Я поместился под нарами, рядом с музыкантом, и был очень доволен своим местом. Обыкновенно вновь прибывшему приходилось порядочное время спать подле «параши». Я же этого неприятного соседства по счастию избежал.:

Здесь, в тюрьме, при виде моря и близкой громады Кавказского хребта, я начал понимать – какое великое благо свобода, ощутил ее – потерянную – всем существом своим и затосковал. Мне казалось таким возможным скрыться в горах и там жить. Пусть бы хоть целую вечность продолжалось это житье в горах, только бы не эта проклятая клетка. Я не мог найти себе места от неожиданно нахлынувшей тоски. «Бежать» – вот единственная мысль, мною овладевшая. На получасовых ежедневных прогулках по тюремному двору я прилежно рассматривал тюремные стены с единственной мыслью – не откроется ли возможность побега. Тут так близко до гор и леса – всего каких-нибудь два километра. А там, в горах, – свобода и жизнь! Я часами разговаривал под нарами с Сергеем Васильевичем о возможности побега и житья в кавказских горах. Такой опыт лесной жизни у меня был: восемь лет тому назад, участвуя в крестьянском восстании, я проскитался в лесах четырнадцать месяцев. Сергей Васильевич больше молчал и, по-видимому, безропотно подчинился року.

Тоска моя усиливалась день ото дня. Я не мог спокойно спать и меня мучали кошмарные сны. Я видел себя обычно на свободе в вихре разных событий. В эту кинематографическую мешанину нежданно откуда-то врезалась мысль – а почему я не в тюрьме? и я тотчас пробуждался, с тоскою смотрел на выделяющиеся на ночном небе переплеты решеток. В моем воображении со всей ясностью вставал ужас моего положения. Я готов был кричать от душевной боли.  Хоть бы землетрясение. Я отвлекаюсь вихрем мыслей от душевной боли, представляю себе землетрясение, разрушающее тюрьму, представляю себя бегущим к Кавказскому хребту, к спасительному южному густому лесу.

Часы идут за часами. Я смотрю во мрак невидящими глазами и тоскую об утраченной свободе, об утерянных навсегда близких. Понемногу в душе созревает твердое решение: бежать, бежать при первой возможности где угодно и как угодно!

3. ТЮРЕМНЫЕ БУДНИ

Даже здесь – в этой юдоли тоски и отчаяния жизнь не может заглохнуть и пробивается через все преграды.

Начинается тюремный день. Каждый старается забыть свое горе, чем-нибудь заняться.
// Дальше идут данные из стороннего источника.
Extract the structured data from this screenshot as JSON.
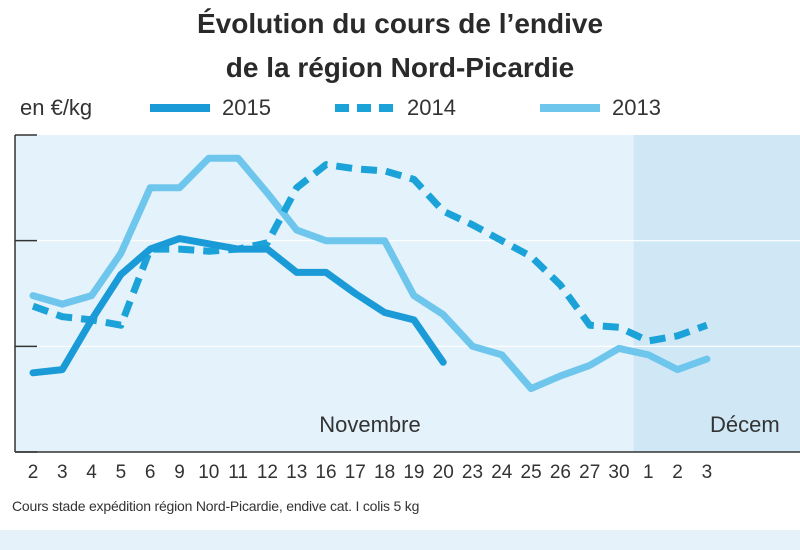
{
  "chart_data": {
    "type": "line",
    "title_line1": "Évolution du cours de l’endive",
    "title_line2": "de la région Nord-Picardie",
    "unit_label": "en €/kg",
    "month_labels": [
      "Novembre",
      "Décem"
    ],
    "footnote": "Cours stade expédition région Nord-Picardie, endive cat. I colis 5 kg",
    "x_ticks": [
      "2",
      "3",
      "4",
      "5",
      "6",
      "9",
      "10",
      "11",
      "12",
      "13",
      "16",
      "17",
      "18",
      "19",
      "20",
      "23",
      "24",
      "25",
      "26",
      "27",
      "30",
      "1",
      "2",
      "3"
    ],
    "y_ticks": [
      "",
      "",
      ""
    ],
    "ylim": [
      0,
      3
    ],
    "grid": true,
    "series": [
      {
        "name": "2015",
        "color": "#1a9bd7",
        "dash": "solid",
        "values": [
          0.75,
          0.78,
          1.25,
          1.68,
          1.92,
          2.02,
          1.97,
          1.92,
          1.92,
          1.7,
          1.7,
          1.5,
          1.32,
          1.25,
          0.85,
          null,
          null,
          null,
          null,
          null,
          null,
          null,
          null,
          null
        ]
      },
      {
        "name": "2014",
        "color": "#1ba3d9",
        "dash": "dashed",
        "values": [
          1.38,
          1.28,
          1.25,
          1.2,
          1.92,
          1.92,
          1.9,
          1.92,
          1.98,
          2.5,
          2.72,
          2.68,
          2.66,
          2.58,
          2.28,
          2.15,
          2.0,
          1.85,
          1.58,
          1.2,
          1.18,
          1.05,
          1.1,
          1.2
        ]
      },
      {
        "name": "2013",
        "color": "#6ec6ed",
        "dash": "solid",
        "values": [
          1.48,
          1.4,
          1.48,
          1.88,
          2.5,
          2.5,
          2.78,
          2.78,
          2.45,
          2.1,
          2.0,
          2.0,
          2.0,
          1.48,
          1.3,
          1.0,
          0.92,
          0.6,
          0.72,
          0.82,
          0.98,
          0.92,
          0.78,
          0.88
        ]
      }
    ]
  }
}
Здесь воспрещены только карты, но процветают шашки, шахматы, домино, нарды. Разрешены даже книги из тюремной библиотеки. Но книга из тюремной библиотеки не унесет в иной мир грез. От неё также веет тюремной действительностью. На форзацных белых листочках переплетенной книги и на белых внутренних оклейках её переплета краткия, полные отчаяния фразы, писанные смертниками в томлении перед расстрелом. Нет, уж лучше не видеть этих книг.
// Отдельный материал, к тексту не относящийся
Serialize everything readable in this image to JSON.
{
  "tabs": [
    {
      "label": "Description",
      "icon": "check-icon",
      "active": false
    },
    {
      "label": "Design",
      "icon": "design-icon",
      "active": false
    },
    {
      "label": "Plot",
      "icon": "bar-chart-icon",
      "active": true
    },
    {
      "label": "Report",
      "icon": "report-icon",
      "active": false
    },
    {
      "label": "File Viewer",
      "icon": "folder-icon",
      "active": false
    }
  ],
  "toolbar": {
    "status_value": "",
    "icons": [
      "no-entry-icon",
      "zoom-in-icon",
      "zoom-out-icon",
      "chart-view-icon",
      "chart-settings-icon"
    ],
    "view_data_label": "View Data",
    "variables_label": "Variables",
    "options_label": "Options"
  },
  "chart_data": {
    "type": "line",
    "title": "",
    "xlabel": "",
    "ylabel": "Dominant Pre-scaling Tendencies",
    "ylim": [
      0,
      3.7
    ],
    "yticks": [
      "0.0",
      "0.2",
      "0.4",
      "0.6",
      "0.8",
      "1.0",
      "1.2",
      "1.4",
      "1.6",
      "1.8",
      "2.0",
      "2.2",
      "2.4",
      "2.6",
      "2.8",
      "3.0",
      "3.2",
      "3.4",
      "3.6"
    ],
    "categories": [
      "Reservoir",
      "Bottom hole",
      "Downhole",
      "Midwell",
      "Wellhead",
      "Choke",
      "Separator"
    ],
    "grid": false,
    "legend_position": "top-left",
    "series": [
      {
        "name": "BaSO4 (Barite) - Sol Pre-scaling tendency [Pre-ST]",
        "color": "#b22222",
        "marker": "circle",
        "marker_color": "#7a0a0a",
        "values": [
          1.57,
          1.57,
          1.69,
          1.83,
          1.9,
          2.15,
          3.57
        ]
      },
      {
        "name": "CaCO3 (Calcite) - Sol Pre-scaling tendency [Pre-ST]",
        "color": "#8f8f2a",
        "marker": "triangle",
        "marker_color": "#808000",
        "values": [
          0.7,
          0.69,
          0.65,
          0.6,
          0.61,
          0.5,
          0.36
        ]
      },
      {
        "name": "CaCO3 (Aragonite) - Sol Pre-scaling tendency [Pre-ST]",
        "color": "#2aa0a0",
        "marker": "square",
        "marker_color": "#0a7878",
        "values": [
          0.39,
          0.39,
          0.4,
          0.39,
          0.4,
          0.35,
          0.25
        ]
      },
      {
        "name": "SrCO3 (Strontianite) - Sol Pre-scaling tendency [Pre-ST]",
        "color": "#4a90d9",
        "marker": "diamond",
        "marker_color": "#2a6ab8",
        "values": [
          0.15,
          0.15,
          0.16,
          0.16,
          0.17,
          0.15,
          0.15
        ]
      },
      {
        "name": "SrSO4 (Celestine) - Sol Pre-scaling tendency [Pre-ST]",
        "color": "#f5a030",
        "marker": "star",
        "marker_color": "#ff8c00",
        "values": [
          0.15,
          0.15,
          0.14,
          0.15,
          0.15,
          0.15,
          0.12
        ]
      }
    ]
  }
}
Самый старый обитатель нашей камеры – пожилой, толстый армянин Учинджиян. Это он, плачущий иногда над своей судьбой, часто шутит с соседями, рассказывает сказки, показывает тюремные игры. Потешаются обыкновенно над вновь прибывшим простаком. Все стараются быть веселыми и, даже случается, смеются. Но смех этот не задевает души. В душе остается и точит все время как червь тоска, тоска по утерянной свободе. Здесь убивается энергия, убивается надежда на избавление. Это не тоска заключенного в тюрьму на определенный срок. Заключенный на срок знает: придет время и его выпустят на свободу. У него есть чем жить. Но мы – подследственные, не знаем своей судьбы, не знаем – придется ли еще смотреть на белый свет. Это сознание своей обреченности вызывает постоянно грызущую, неопределенно тяжелую тоску, отравляет жизнь. Мы все болели этой тяжелой психической болезнью, однако, употребляли все усилия держать ее скрытой у себя внутри, не обнаруживали своей слабости, разнообразили как могли наши тюремные будни. Впрочем, наши развлечения не так уже и разнообразны. Оперный певец споет вполголоса арию-другую из оперы, профессор прочтет короткую лекцию, врач расскажет, как следует сохранить здоровье. Слушая их я продолжаю тосковать и думать о чекистской пуле, прерывающей жизнь здорового и больного с одинаковой беспощадностью.